- Team Culture
- Project Management
- Team Leadership
- Productivity
- Collaboration

Increase Team Productivity: Why Structure Matters More Than Focus
Between sprint planning and stakeholder calls, chat messages overflow. The development team needs decisions, customers call about bugs, the boss wants updates. Every interruption seems important - the result: You feel productive, but nothing really gets finished. In the evening, you're exhausted but can't say what you actually accomplished.
The Multitasking Dilemma
Only 2.5% of people can truly multitask, shows a University of Utah study on attention and performance. Everyone else loses time when switching between tasks. But here's the misconception: The problem isn't interruptions themselves - it's chaotic, uncoordinated interruptions.
Context switching is expensive, but the solution doesn't lie in isolation, but in better structure. Teams that don't exchange information in a coordinated way run in endless loops - everyone working alone, but all missing the target.
As a project manager, you face a particular problem: Everything seems important. The customer is waiting for an answer about the bugfix, the team needs clarification about the next features, the boss wants the current project status.
Three Ways to More Focus
The problem is real, but not unsolvable. With three proven strategies, you can win back this lost time – without neglecting your team or stakeholders.

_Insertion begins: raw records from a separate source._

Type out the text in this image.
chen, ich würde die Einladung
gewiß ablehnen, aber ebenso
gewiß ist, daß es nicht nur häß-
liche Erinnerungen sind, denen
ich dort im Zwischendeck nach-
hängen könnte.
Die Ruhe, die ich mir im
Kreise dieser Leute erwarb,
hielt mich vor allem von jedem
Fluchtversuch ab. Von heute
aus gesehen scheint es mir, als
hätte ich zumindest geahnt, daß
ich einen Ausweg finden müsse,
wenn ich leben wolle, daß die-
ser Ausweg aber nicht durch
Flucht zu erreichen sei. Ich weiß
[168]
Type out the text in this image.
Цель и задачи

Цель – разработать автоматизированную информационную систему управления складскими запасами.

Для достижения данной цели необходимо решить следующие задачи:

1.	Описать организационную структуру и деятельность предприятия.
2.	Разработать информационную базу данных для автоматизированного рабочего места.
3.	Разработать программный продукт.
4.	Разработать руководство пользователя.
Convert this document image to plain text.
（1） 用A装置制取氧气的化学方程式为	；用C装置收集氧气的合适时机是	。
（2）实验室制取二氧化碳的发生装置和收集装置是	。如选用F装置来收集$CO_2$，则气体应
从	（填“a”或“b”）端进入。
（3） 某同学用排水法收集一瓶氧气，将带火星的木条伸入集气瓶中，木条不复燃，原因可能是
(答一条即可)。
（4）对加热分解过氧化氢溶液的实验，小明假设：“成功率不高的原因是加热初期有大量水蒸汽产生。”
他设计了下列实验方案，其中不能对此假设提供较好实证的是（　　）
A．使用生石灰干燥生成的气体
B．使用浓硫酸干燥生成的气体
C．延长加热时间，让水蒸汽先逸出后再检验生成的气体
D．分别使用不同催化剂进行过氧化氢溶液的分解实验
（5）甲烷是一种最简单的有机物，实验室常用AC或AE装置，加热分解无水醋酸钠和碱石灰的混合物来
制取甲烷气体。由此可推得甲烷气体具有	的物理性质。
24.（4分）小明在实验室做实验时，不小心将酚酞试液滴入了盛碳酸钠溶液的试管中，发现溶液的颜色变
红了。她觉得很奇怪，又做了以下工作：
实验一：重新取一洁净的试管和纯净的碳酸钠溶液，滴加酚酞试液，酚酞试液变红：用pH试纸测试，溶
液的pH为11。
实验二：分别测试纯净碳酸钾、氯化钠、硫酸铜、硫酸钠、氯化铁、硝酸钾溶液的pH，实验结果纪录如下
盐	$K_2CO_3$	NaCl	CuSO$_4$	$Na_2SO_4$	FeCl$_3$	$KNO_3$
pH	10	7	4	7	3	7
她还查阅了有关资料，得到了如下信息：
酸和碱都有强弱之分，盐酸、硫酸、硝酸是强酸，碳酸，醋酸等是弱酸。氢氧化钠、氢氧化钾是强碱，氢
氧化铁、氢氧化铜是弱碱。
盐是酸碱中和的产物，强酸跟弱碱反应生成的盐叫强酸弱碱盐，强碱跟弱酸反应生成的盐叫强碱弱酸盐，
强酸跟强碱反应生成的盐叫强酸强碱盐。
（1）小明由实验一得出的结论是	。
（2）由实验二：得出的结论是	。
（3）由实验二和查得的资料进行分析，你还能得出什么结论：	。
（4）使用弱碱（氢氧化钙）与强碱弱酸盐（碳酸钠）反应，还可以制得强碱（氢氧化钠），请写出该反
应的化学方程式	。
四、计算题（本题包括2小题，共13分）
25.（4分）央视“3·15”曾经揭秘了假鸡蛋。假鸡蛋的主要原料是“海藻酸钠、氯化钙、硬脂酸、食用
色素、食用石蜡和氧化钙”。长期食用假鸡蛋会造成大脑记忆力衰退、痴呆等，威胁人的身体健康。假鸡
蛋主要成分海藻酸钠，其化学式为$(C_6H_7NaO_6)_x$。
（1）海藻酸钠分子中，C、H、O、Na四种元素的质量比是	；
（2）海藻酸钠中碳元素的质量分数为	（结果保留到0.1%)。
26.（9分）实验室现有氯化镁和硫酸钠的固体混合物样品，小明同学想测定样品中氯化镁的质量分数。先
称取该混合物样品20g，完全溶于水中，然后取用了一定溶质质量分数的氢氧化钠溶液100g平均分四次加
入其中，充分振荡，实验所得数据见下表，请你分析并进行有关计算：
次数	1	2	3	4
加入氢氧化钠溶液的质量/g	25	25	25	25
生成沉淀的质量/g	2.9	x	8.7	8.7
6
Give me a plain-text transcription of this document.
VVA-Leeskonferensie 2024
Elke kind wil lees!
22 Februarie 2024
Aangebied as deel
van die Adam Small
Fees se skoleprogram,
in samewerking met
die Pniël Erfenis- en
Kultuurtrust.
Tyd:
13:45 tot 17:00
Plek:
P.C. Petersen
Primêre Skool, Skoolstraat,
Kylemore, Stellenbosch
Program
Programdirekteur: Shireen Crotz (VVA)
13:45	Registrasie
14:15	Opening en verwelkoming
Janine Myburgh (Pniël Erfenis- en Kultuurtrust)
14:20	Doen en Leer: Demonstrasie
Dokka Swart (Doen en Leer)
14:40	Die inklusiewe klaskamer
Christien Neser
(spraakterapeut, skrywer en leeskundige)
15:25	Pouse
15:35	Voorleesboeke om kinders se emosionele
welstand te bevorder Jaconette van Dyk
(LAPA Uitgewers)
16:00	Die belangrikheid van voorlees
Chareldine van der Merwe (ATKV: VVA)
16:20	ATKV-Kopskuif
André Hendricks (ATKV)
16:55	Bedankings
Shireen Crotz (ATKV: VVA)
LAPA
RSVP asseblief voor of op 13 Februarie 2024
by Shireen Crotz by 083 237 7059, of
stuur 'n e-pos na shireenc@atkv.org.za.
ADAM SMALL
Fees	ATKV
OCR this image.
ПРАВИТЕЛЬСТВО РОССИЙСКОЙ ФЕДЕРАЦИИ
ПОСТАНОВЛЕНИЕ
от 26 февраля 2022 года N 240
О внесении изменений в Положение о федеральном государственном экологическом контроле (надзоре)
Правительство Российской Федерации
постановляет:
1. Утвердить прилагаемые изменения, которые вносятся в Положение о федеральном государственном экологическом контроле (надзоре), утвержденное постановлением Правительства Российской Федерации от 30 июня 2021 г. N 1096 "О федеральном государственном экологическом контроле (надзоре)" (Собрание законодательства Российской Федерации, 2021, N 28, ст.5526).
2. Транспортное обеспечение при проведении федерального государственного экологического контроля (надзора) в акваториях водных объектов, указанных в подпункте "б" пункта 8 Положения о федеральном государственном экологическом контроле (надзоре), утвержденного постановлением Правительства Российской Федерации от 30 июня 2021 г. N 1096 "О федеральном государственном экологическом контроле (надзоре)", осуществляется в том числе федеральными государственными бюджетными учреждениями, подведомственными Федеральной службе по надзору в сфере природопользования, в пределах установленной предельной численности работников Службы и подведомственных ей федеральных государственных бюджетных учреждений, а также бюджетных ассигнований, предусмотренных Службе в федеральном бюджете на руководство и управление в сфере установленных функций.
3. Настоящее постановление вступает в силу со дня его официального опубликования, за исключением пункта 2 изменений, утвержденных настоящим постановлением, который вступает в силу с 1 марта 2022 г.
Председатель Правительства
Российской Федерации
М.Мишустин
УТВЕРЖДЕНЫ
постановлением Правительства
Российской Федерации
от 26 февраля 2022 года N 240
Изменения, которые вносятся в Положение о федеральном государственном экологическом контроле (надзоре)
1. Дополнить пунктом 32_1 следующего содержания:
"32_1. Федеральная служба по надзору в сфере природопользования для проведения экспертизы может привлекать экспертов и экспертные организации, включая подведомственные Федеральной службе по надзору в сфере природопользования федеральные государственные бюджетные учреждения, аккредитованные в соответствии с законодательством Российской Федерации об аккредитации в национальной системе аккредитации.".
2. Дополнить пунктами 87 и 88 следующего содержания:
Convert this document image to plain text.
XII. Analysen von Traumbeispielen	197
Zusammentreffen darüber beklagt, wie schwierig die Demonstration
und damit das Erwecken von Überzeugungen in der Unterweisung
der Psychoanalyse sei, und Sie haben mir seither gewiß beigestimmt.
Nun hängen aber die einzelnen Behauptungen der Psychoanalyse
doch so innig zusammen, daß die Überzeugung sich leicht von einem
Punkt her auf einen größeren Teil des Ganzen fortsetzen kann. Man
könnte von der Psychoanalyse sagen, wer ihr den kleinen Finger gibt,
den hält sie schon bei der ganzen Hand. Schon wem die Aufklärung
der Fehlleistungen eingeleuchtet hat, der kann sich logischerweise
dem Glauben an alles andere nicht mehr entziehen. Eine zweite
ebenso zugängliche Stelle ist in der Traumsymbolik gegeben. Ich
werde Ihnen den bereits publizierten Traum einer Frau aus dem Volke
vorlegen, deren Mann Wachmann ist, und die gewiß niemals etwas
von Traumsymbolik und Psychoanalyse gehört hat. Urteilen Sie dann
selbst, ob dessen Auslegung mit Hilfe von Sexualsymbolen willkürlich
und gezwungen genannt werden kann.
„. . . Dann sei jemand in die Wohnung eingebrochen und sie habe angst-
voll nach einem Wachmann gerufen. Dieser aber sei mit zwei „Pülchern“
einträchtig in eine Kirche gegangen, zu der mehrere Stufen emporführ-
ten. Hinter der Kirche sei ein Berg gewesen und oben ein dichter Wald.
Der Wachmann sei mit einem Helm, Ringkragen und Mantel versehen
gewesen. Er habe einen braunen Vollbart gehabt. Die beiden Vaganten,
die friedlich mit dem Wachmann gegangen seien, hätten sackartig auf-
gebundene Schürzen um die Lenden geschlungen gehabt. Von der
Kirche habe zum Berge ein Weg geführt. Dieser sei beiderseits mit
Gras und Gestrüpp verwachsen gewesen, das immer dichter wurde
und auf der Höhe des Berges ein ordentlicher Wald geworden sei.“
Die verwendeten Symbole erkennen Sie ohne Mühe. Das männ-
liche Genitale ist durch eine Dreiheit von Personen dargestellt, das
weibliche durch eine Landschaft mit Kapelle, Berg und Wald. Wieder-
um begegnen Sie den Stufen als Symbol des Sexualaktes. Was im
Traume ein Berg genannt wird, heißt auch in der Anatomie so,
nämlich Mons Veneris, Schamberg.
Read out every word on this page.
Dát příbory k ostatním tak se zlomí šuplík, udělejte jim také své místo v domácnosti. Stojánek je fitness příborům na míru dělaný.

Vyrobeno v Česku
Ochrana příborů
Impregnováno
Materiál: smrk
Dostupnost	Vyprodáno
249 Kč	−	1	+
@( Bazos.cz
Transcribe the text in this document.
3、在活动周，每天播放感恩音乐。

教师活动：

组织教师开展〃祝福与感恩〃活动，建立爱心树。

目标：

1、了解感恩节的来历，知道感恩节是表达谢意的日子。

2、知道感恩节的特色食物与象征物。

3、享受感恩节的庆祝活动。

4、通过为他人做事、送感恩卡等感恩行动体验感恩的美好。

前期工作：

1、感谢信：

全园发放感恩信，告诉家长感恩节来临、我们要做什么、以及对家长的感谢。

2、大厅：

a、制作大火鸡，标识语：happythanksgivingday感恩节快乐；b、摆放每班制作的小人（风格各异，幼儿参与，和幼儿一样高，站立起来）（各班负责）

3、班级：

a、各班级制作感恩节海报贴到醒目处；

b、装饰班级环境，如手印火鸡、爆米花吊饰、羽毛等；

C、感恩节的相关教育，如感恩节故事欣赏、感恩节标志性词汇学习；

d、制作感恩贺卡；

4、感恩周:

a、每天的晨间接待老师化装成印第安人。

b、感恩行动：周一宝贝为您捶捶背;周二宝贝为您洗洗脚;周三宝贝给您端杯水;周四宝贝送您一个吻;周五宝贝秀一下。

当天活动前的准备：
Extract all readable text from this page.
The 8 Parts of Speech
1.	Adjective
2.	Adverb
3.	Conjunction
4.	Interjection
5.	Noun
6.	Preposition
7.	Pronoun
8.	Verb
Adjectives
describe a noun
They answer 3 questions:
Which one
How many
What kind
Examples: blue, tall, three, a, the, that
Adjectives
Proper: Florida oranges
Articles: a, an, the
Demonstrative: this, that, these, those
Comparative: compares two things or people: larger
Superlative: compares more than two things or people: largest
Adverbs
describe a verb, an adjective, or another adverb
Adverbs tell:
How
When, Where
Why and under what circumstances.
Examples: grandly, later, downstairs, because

1. Establish a Real Product Vision
The biggest problem of many projects is that every department has its own "vision." The sales team wants more revenue, the development team wants clean code, the support team wants fewer tickets. The consequence: You're constantly translating between different goals and become the central bottleneck.
A real product vision is different. It shows the big picture and gives all participants a common direction. It's not detailed, but directional. When everyone has the same goal in mind, project participants can decide beforehand what fits the vision and what doesn't. A large portion of follow-up questions disappears as a result.
The effect for you: Instead of constant discussions about priorities, you have a clear filter for decisions. Features, bugs, and requests can be evaluated more easily when everyone knows where the journey is heading.
2. Distribute Expertise and Create Team Autonomy
Many project managers unwittingly become the central node for all decisions. Every question lands with you, every problem gets escalated. The team develops a dependency that makes you the bottleneck.
The solution lies in distributing expertise. UX experts can help develop a well-founded product vision through user research and support insights and substantiate decisions to stakeholders. Tech leads make technical decisions, and the team can act independently within clear boundaries. Your role transforms from sole decision-maker to strategic leader who creates frameworks and only intervenes in real conflicts.
The key is giving the team decision-making frameworks: Clear boundaries within which they can act themselves. Less escalation means fewer interruptions for you and more autonomy for the team.
3. Make Conflicts Transparent
The most difficult problem for project managers: All stakeholders present their requests as "highest priority." The boss wants the new feature, the sales team needs the bugfix, the customer expects the integration. You stand in the middle and somehow have to satisfy everyone.
The solution doesn't lie in agreeing with everyone or prioritizing yourself. Instead, you make the conflicts visible. When two stakeholders both demand "highest priority," you bring them together and let them decide themselves. You switch from the villain who says "no" to the moderator who shows realities.
The effect: Stakeholders suddenly understand the complexity of your position and bombard you less with unrealistic requests. At the same time, they develop a better understanding of the team's limited resources.